Music of Now Marathon at the Leonard Nimoy Thalia, February 2, 2013
The New York Times, Feb. 6, 2013
I almost never take issue with the way that my reviews are edited at The New York Times – after all, this is work made for hire, and subject to approval. But while I won't bemoan the excision of a few references to the program running well behind schedule, which I noted in my review of last year's marathon, I would like to clarify a point that doesn't feel quite so strong in the published essay as it did in my head.
Specifically, I didn't intend to suggest that the lovely set by Angélica Negrón, whose work I greatly admire, was the single most striking point of the marathon. Rather, what I was trying to say was that the vast leap in a single bound from Negrón's set to Ursula Oppens's performance of Memo 5 by Bernard Rands – a bustling, rigorous piece that could in some ways be viewed as the polar opposite of Negrón's airy songs – was the afternoon's most exhilarating stretch: a perfect representation of the stylistic expanse that defines contemporary music, and an illustration of the efficacy and appeal that two very different approaches can have.
Negrón's songs were winsome and sweet, demonstrating the potency of present-day tendencies toward inclusiveness and permeability. Rands's piano work was a personal negotiation of historical lineage and inheritance, yet in Ursula Oppens's hands it had a frisky vitality that suggested spontaneity.
My position, should it be unclear, is that both approaches can be equally valid. Eclecticism does not refute tradition.
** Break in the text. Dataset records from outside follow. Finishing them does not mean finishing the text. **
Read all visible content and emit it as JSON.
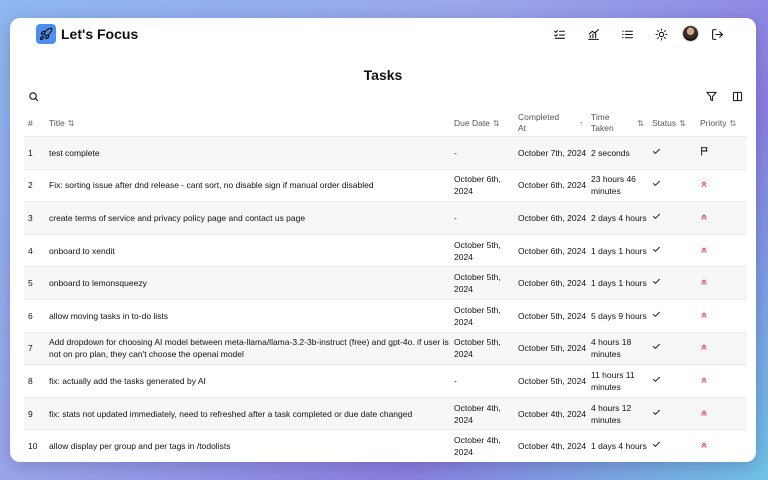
{
  "app": {
    "title": "Let's Focus"
  },
  "page": {
    "title": "Tasks"
  },
  "columns": [
    {
      "key": "num",
      "label": "#"
    },
    {
      "key": "title",
      "label": "Title",
      "sort": "⇅"
    },
    {
      "key": "due",
      "label": "Due Date",
      "sort": "⇅"
    },
    {
      "key": "completed",
      "label": "Completed At",
      "sort": "↑"
    },
    {
      "key": "taken",
      "label": "Time Taken",
      "sort": "⇅"
    },
    {
      "key": "status",
      "label": "Status",
      "sort": "⇅"
    },
    {
      "key": "priority",
      "label": "Priority",
      "sort": "⇅"
    }
  ],
  "rows": [
    {
      "num": "1",
      "title": "test complete",
      "due": "-",
      "completed": "October 7th, 2024",
      "taken": "2 seconds",
      "priority": "flag-icon"
    },
    {
      "num": "2",
      "title": "Fix: sorting issue after dnd release - cant sort, no disable sign if manual order disabled",
      "due": "October 6th, 2024",
      "completed": "October 6th, 2024",
      "taken": "23 hours 46 minutes",
      "priority": "double-chevron-up-icon"
    },
    {
      "num": "3",
      "title": "create terms of service and privacy policy page and contact us page",
      "due": "-",
      "completed": "October 6th, 2024",
      "taken": "2 days 4 hours",
      "priority": "double-chevron-up-icon"
    },
    {
      "num": "4",
      "title": "onboard to xendit",
      "due": "October 5th, 2024",
      "completed": "October 6th, 2024",
      "taken": "1 days 1 hours",
      "priority": "double-chevron-up-icon"
    },
    {
      "num": "5",
      "title": "onboard to lemonsqueezy",
      "due": "October 5th, 2024",
      "completed": "October 6th, 2024",
      "taken": "1 days 1 hours",
      "priority": "double-chevron-up-icon"
    },
    {
      "num": "6",
      "title": "allow moving tasks in to-do lists",
      "due": "October 5th, 2024",
      "completed": "October 5th, 2024",
      "taken": "5 days 9 hours",
      "priority": "double-chevron-up-icon"
    },
    {
      "num": "7",
      "title": "Add dropdown for choosing AI model between meta-llama/llama-3.2-3b-instruct (free) and gpt-4o. if user is not on pro plan, they can't choose the openai model",
      "due": "October 5th, 2024",
      "completed": "October 5th, 2024",
      "taken": "4 hours 18 minutes",
      "priority": "double-chevron-up-icon"
    },
    {
      "num": "8",
      "title": "fix: actually add the tasks generated by AI",
      "due": "-",
      "completed": "October 5th, 2024",
      "taken": "11 hours 11 minutes",
      "priority": "double-chevron-up-icon"
    },
    {
      "num": "9",
      "title": "fix: stats not updated immediately, need to refreshed after a task completed or due date changed",
      "due": "October 4th, 2024",
      "completed": "October 4th, 2024",
      "taken": "4 hours 12 minutes",
      "priority": "double-chevron-up-icon"
    },
    {
      "num": "10",
      "title": "allow display per group and per tags in /todolists",
      "due": "October 4th, 2024",
      "completed": "October 4th, 2024",
      "taken": "1 days 4 hours",
      "priority": "double-chevron-up-icon"
    }
  ],
  "colors": {
    "accent": "#4c8ff0",
    "priority_high": "#e53935"
  },
  "icons": {
    "logo": "rocket-icon",
    "nav": [
      "checklist-icon",
      "chart-icon",
      "list-icon",
      "sun-icon",
      "avatar",
      "logout-icon"
    ],
    "toolbar": [
      "search-icon",
      "filter-icon",
      "columns-icon"
    ],
    "status": "check-icon"
  }
}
Improvisatory looseness and rigorous workmanship might be opposing techniques, but in practice they can produce strikingly similar effects. Both paths can lead to expressive, engaging works, so long as inspiration is present.
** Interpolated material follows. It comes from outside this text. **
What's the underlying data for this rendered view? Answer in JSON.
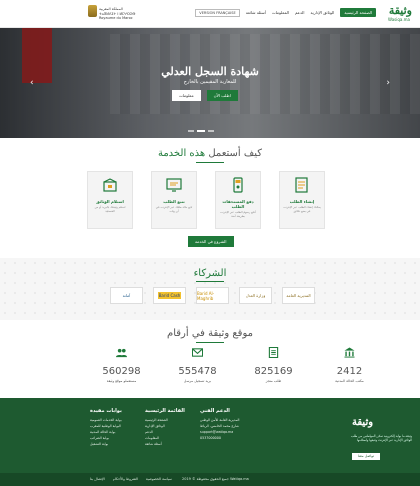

And here, I'll give a nod to this marathon's practice of engaging pretty much every participating composer in a preliminary interview. True, it's probably the reason that Music of Now has run late both times I've attended. But hearing Negrón talk about willfully shutting out the omnipresent Latin American vernacular sounds that surrounded her in Puerto Rico in order to find her own style, and listening to Rands recount a wooly tale about Stravinsky composing until a bottle of scotch ran dry, added a relatable dimension to each composer. In both instances, the personal introduction helped to provide a context, however slender, for the music that followed.
The citywide Composers Now festival, for which this marathon was the opening event, runs through February 28, and the full schedule is here.